Les thèmes de tes livres ne sont jamais tirés de faits réels ou de faits divers ?
Il n’y a quasiment rien de ce que j’ai vécu qui se retrouve dans mes livres. Bien sûr, je me suis mise plus d’une fois en situation de me projeter dans la peau des personnages, en m’imaginant que cela aurait pu être moi. Actuellement, je suis en train d’écrire un livre où le personnage central est ma grand-mère. C’est la première fois que je fais apparaître dans mes romans quelqu’un qui m’est très proche, qui a vraiment existé. Le personnage m’est familier, il s’agit de l’enfance de ma grand-mère évacuée en train à Paris avec des milliers d’enfants durant la Guerre 14 – 18. Personne ne peut plus me raconter cette aventure, mais je peux très bien me l’imaginer sans rien inventer, en restant simplement d’une grande logique et d’une grande pudeur. Là je ne suis pas dans la fiction, car pour moi la définition de la fiction c’est précisément lorsqu’on invente des conversations, des émotions. Le grand avantage en tant qu’artiste, c’est de pouvoir montrer par la plume les opinions très contradictoires qui existent dans la tête de chacun d’entre nous.
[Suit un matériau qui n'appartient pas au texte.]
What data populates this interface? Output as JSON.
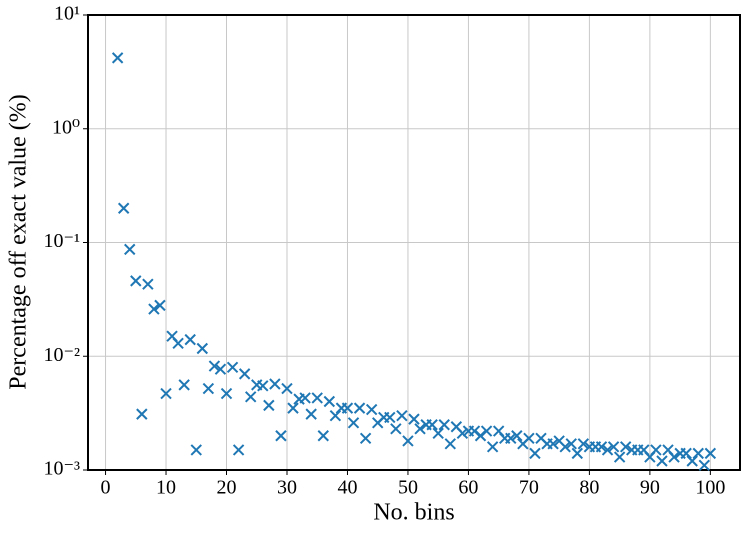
{
  "chart_data": {
    "type": "scatter",
    "xlabel": "No. bins",
    "ylabel": "Percentage off exact value (%)",
    "color": "#1f77b4",
    "log_y": true,
    "grid": true,
    "xlim": [
      -2.9,
      104.9
    ],
    "ylim": [
      0.001,
      10
    ],
    "xticks": [
      0,
      10,
      20,
      30,
      40,
      50,
      60,
      70,
      80,
      90,
      100
    ],
    "yticks": [
      {
        "value": 0.001,
        "label": "10⁻³"
      },
      {
        "value": 0.01,
        "label": "10⁻²"
      },
      {
        "value": 0.1,
        "label": "10⁻¹"
      },
      {
        "value": 1,
        "label": "10⁰"
      },
      {
        "value": 10,
        "label": "10¹"
      }
    ],
    "x": [
      2,
      3,
      4,
      5,
      6,
      7,
      8,
      9,
      10,
      11,
      12,
      13,
      14,
      15,
      16,
      17,
      18,
      19,
      20,
      21,
      22,
      23,
      24,
      25,
      26,
      27,
      28,
      29,
      30,
      31,
      32,
      33,
      34,
      35,
      36,
      37,
      38,
      39,
      40,
      41,
      42,
      43,
      44,
      45,
      46,
      47,
      48,
      49,
      50,
      51,
      52,
      53,
      54,
      55,
      56,
      57,
      58,
      59,
      60,
      61,
      62,
      63,
      64,
      65,
      66,
      67,
      68,
      69,
      70,
      71,
      72,
      73,
      74,
      75,
      76,
      77,
      78,
      79,
      80,
      81,
      82,
      83,
      84,
      85,
      86,
      87,
      88,
      89,
      90,
      91,
      92,
      93,
      94,
      95,
      96,
      97,
      98,
      99,
      100
    ],
    "values": [
      4.2,
      0.2,
      0.087,
      0.046,
      0.0031,
      0.043,
      0.026,
      0.028,
      0.0047,
      0.015,
      0.013,
      0.0056,
      0.014,
      0.0015,
      0.0117,
      0.0052,
      0.0082,
      0.0077,
      0.0047,
      0.008,
      0.0015,
      0.007,
      0.0044,
      0.0056,
      0.0055,
      0.0037,
      0.0057,
      0.002,
      0.0052,
      0.0035,
      0.0042,
      0.0043,
      0.0031,
      0.0043,
      0.002,
      0.004,
      0.003,
      0.0035,
      0.0035,
      0.0026,
      0.0035,
      0.0019,
      0.0034,
      0.0026,
      0.0029,
      0.0029,
      0.0023,
      0.003,
      0.0018,
      0.0028,
      0.0023,
      0.0025,
      0.0025,
      0.0021,
      0.0025,
      0.0017,
      0.0024,
      0.0021,
      0.0022,
      0.0022,
      0.002,
      0.0022,
      0.0016,
      0.0022,
      0.0019,
      0.0019,
      0.002,
      0.0017,
      0.0019,
      0.0014,
      0.0019,
      0.0017,
      0.0017,
      0.0018,
      0.0016,
      0.0017,
      0.0014,
      0.0017,
      0.0016,
      0.0016,
      0.0016,
      0.0015,
      0.0016,
      0.0013,
      0.0016,
      0.0015,
      0.0015,
      0.0015,
      0.0013,
      0.0015,
      0.0012,
      0.0015,
      0.0013,
      0.0014,
      0.0014,
      0.0012,
      0.0014,
      0.0011,
      0.0014
    ]
  }
}
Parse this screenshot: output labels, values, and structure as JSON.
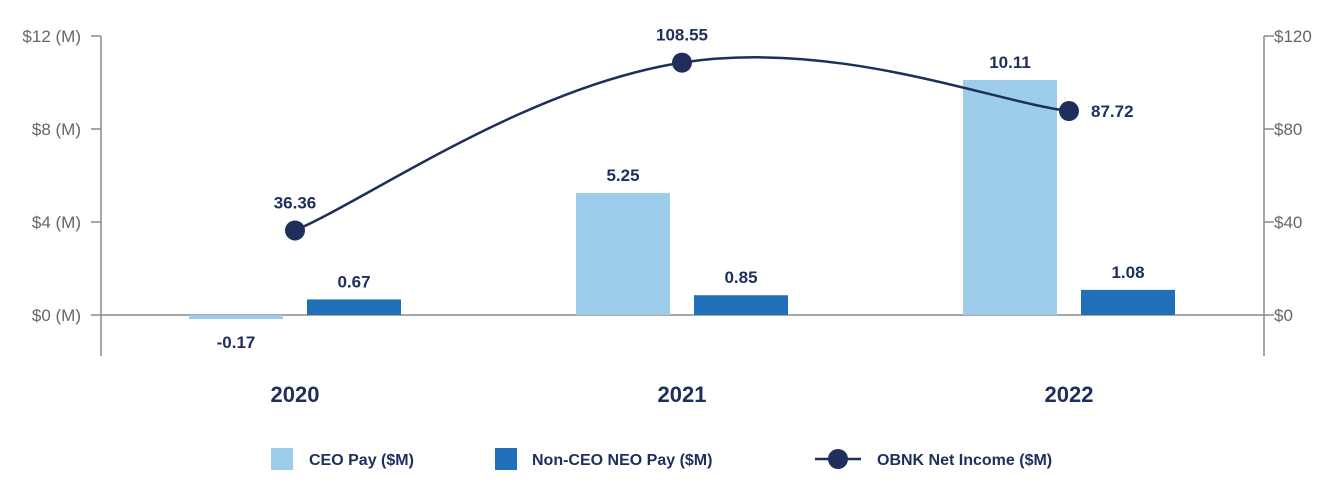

La littérature ne demande pas la cohérence des personnages, bien sûr que l’histoire doit être cohérente, mais les personnages peuvent être comme nous tous, parés de leurs contradictions. C’est là sa force.
Donc ton prochain roman parlera de ta grand-mère ?
Ma grand-mère est née dans une ferme située sur le Front de l’Yser, durant la Première guerre mondiale. Ils n’ont jamais connu l’occupation mais la première attaque au gaz chloré a eu lieu le 22 avril 1915, ma grand-mère en a été témoin. Ils ont pu fuir et y échapper. C’est un épisode peu connu. Tous les enfants de moins de 14 ans ont été retirés de leurs familles qui habitaient près du front et envoyés par milliers dans des établissements comme des couvents ou des pensionnats. Là-bas, des femmes américaines volontaires, dont Edith Wharton, une écrivaine très connue aux États-Unis, ont pris en charge ces groupes. Ils ne devaient parler le français que pour la communication de base, mais ne devaient en aucun cas devenir francophones… Le gouvernement a donc envoyé pendant plusieurs années entre 11 000 et 16 000 enfants, de 4 à 14 ans, apprendre à lire et à écrire avec des sœurs belges dans un environnement sécurisé mais en même temps dans un Paris décadent, en pleine effervescence sociale. Ma grand-mère avait 9 ans quand elle est partie, elle était dans le premier convoi. Elle est revenue à 13 ans et ne reconnaissait plus ses parents. Elle a marché en direction de la ferme, est passée devant sa mère et a demandé : « Où est ma mère ? ». C’est une histoire triste que je ne connaissais pas. J’ai toujours pensé qu’absolument tous les enfants belges s’étaient retrouvés dans des colonies en France. Pendant 4 ans, ma grand-mère n’a pratiquement pas vu ses frères. Il y a eu dans ce pan de l’Histoire belge de la Première guerre, des épisodes terribles. Ce livre s’appellera « Les enfants de l’Yser » (« Kinderen van de IJzer »). En tant que romancière, je trouve très intéressant de décrire le passage de ma grand-mère dans une ville comme Paris. Jusqu’à ses 9 ans, elle ne connaissait que vaches, fermes et pâturages, là-bas elle a vu des femmes qui fumaient, le Paris mondain et spectaculaire ! C’était une chance quand même pour elle.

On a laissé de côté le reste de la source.